Even in those cases where the fault seemed clear, implementing the treaties is still difficult. For example, if a fragment from a Chinese missile test collides with a U.S. satellite, the consensus is China has the fault. But the problem remains how to ascertain the fragment belongs to China. It is difficult to prove with high probability that the given fragment was created by the missile test, yet easy to create hypothetical data to show it came from another breakup. Although the United States has already provided the source of each space object in its space-track catalog, it's hard to use this database as proof in assigning liability because it's painted as a biased source.
To solve the liability problem, one solution is to establish an international organization that collects space surveillance data from space-faring countries. Experts from different countries can then determine the attribution of space debris before a collision happens, eliminating the incentive to create phony proof to the opposite. The organization should set standards and suggestion actions to avoid potential collisions.

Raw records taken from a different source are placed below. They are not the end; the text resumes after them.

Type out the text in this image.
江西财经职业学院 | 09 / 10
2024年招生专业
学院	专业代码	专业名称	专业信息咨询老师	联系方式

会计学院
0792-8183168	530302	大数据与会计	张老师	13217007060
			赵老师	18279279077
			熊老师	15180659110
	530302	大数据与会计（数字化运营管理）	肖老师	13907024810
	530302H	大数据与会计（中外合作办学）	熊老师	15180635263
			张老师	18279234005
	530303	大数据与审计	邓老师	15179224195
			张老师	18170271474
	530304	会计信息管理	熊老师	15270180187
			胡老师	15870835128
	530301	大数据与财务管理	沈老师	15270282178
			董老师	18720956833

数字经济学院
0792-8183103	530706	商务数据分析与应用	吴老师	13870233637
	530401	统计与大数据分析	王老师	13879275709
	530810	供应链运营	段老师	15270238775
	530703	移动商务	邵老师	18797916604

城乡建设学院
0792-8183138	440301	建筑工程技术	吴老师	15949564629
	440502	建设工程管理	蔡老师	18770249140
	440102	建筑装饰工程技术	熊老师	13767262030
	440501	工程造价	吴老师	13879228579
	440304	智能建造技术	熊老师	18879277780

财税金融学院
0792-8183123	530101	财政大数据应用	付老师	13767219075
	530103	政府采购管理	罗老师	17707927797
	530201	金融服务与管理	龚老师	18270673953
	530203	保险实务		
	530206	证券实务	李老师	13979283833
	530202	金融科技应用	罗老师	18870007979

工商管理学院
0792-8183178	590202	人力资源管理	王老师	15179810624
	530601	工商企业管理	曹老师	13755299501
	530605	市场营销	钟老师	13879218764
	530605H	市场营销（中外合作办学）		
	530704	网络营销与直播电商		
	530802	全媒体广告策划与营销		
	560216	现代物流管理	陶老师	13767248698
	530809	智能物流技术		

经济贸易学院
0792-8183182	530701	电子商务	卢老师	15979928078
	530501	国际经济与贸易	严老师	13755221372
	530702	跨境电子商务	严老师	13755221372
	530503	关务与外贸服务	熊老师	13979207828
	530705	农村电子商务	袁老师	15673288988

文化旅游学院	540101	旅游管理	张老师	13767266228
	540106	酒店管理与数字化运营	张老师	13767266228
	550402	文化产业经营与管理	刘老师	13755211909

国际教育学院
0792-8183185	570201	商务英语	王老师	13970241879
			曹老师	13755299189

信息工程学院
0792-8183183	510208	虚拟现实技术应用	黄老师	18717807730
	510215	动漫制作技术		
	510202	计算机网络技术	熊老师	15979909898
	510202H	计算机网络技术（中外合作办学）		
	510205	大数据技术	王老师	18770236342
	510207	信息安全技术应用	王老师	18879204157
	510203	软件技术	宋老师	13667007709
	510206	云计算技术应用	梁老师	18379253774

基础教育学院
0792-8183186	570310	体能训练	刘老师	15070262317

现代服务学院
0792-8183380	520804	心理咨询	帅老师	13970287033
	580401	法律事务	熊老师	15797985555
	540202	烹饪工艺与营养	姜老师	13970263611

If the satellite operators fail to implement these globally recognized standards, then they would be liable for any losses.
While collisions in space are still rare, collision-avoidance maneuvers have become routine for satellite operators. There were 126 such maneuvers in 2010. The organization could establish a mechanism in which a country or company that refuses to undertake collision-avoidance measures would be forced to compensate satellite owners whose units are damaged or destroyed.
All in all, if all space-faring countries were willing to share data and establish institutions to solve disputes, it would be easy to determine the liability of on-orbit collisions. The space debris problem could then be handled by free-market mechanisms instead of ineffective governmental mandates.
As a global leader and the country that has nearly the same amount of satellites as other countries combined, the United States should take the initiative to cooperate with other countries and establish this international organization to mandate liability for on-orbit collisions.